LIBROS I
Marginalidad, violencia y sexualidad exportada desde Brasil: Cuentos negreros, de Marcelino Freire.
› Por Laura Cabezas y Lucila Carzoglio
“¿Eh, blanquito zarpado? Acá nadie es esclavo de nadie, ¿está?”, advierte el narrador en el canto que inaugura Cuentos negreros, del escritor brasileño Marcelino Freire. Y así, desde el vamos, la opresión se plantea como cuestión fundamental del libro. No tanto para denunciarla sino más bien para hacerla carne-cuerponegro-centro.
La tapa y contratapa, en este sentido, se transforman en prólogo. La imagen desnuda de un hombre-color-esclavo y el código de barras funcionando como taparrabos juegan con la compra y venta de un cuerpo-texto negro, pero que bien podría ser mujer, homosexual, ladrón o prostituta. ¿Opresor u oprimido?, se le pregunta al lector que consume sexo y letra en el clin caja.

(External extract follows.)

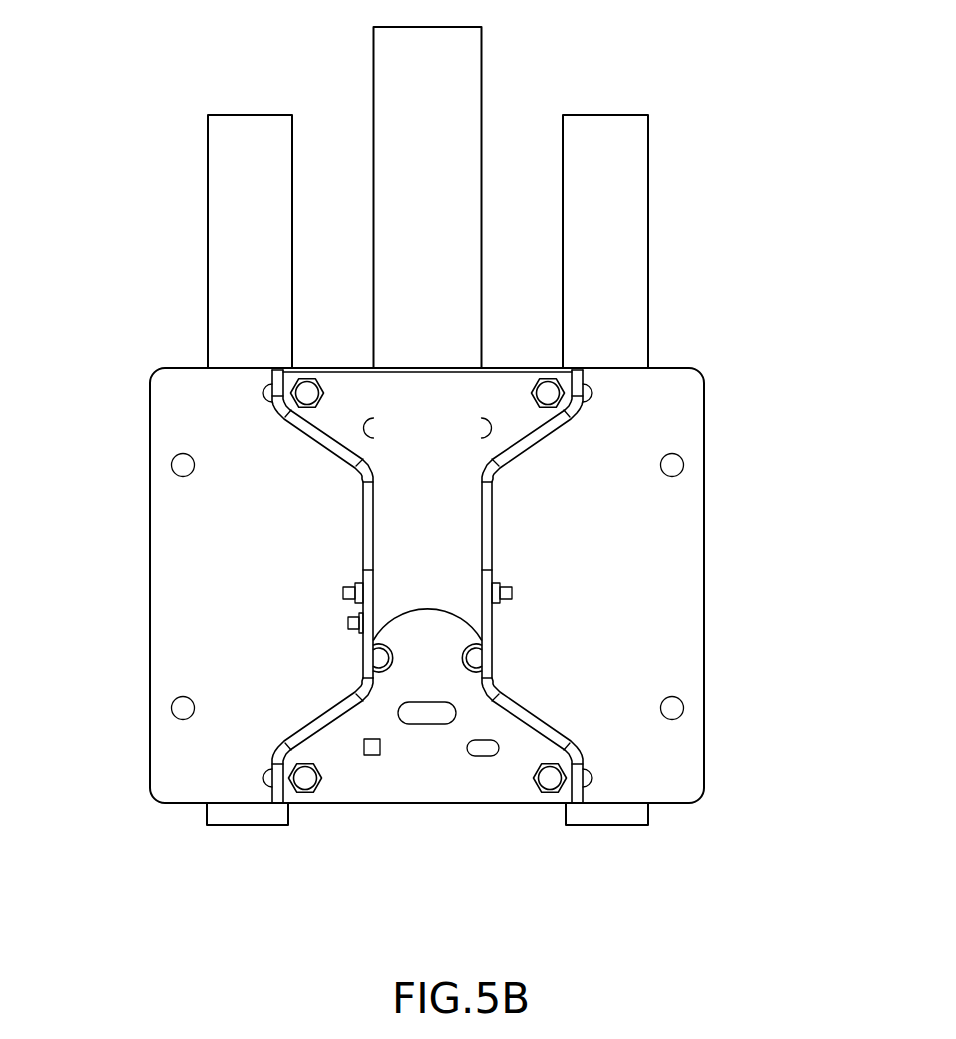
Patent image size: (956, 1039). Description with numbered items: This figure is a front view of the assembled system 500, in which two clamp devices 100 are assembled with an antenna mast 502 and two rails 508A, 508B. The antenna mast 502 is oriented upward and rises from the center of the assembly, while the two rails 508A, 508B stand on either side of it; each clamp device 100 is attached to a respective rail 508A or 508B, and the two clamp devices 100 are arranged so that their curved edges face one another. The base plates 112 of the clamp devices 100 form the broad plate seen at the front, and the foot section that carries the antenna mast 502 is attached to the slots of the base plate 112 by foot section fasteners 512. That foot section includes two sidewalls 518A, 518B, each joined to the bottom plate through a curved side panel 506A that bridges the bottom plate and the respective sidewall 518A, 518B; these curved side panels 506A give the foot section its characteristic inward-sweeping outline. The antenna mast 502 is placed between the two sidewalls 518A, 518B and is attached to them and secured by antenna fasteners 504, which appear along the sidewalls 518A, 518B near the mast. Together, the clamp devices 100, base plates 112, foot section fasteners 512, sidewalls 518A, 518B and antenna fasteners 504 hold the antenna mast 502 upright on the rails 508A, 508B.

Este contrapunto adelanta un procedimiento. Si lo que uno paga es la pija del negro, los relatos venden abolicionismo. Los personajes de Freire habitan el margen y desde ese continente oscuro des-montan el sistema dominante. Bocas de gronchos, chorros y chongos putean desesperados, haciendo de su grito canto. Lo que se escucha es violencia y sojuzgamiento, pero también una lengua popular que maneja la cadencia de los ancestros del nordeste de Brasil. Freire retoma una forma de contar cuya sonoridad semeja canción, poniendo su escritura al servicio de la oralidad. Al hacerlo, deja hablar en primera persona esa tierra de pobreza.

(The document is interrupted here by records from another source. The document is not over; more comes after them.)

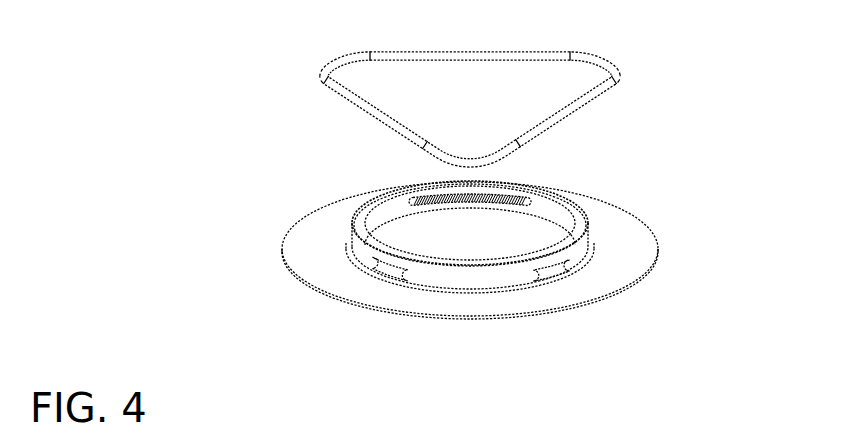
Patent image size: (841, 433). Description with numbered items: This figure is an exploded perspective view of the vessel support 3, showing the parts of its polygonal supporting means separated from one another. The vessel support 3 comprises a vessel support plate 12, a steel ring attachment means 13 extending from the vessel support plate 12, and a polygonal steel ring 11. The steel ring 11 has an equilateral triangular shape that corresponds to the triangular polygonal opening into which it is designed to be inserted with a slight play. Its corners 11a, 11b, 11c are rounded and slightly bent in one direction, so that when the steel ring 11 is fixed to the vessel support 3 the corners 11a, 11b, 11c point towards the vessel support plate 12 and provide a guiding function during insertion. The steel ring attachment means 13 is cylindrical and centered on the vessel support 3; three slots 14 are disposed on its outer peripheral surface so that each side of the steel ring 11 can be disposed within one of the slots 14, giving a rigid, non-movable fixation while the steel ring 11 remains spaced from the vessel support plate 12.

The vessel support 3 is at (661, 279).
The polygonal steel ring 11 is at (378, 121).
The corner of the steel ring 11a is at (335, 58).
The corner of the steel ring 11b is at (625, 74).
The corner of the steel ring 11c is at (503, 162).
The vessel support plate 12 is at (490, 307).
The steel ring attachment means 13 is at (588, 226).
The slots 14 is at (377, 265).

La voz, entonces, se transforma en resistencia. Un saber minoritario en el que, mediante forma y contenido, se explota el paradigma normativo de la personalidad social. Analfabetos que no quieren aprender a escribir, mujeres que prefieren prostituirse a soportar la vida conyugal, hombres que venderían su riñón para evitar la miseria del estómago, se pronuncian para desestabilizar el discurso progre.
Y en esa materialidad áspera, la homosexualidad deviene afecto. “Corazón”, “Mis amigos coloridos” y “Mi negro de estimación” hablan de cuerpos deseantes. Gozan, gimen, lloran, pero sobre todo quieren. A pesar de que el tono amoral y barroso se mantiene, en este margen hay lugar para el sentimentalismo. “Ay, ¡qué bajón! Este corazón de mierda. Los putos tendrían que nacer vacíos. En el pecho, una pavita Sadia. Sí, debería ser así”, dice Celio en el Canto VIII, mientras Roberto Carlos suena de fondo.
Despegándose del mero reviente, estos cuentos innovan con melodrama. Los encuentros furtivos o el rito de iniciación son motivos de añoranza e idealización para estos bichas. El ensueño sirve, así, para resquebrajar el cuerpo como puro sexo. Si en “Corazón” prima el lamento y en “Los amigos coloridos” el recuerdo de los primeros amores, “Mi negro de estimación” alude a la dominación erótica.
El esquema sadomasoquista, sin embargo, vacila en la pareja. Mientras el amo juega al esclavo, el sumiso se adueña de la palabra y azota: “Le pongo una especie de bozal. Para que no me deje tan rápido. Mi negro me obedece y me respeta. Por increíble que parezca, incluso cuando me pone en cuatro, me lastima, me ata al caño de la cama. Cuando me latiguea”. La dupla víctima y victimario se desdibuja y la estimación revela su tensión lingüística original: aprecio, consideración, pero también mascota, animal doméstico.
Haciendo del margen centro, del amo esclavo, Freire agrieta las relaciones de poder y perturba las definiciones estancas. La pregunta de la portada se reitera: vos, ¿opresor u oprimido?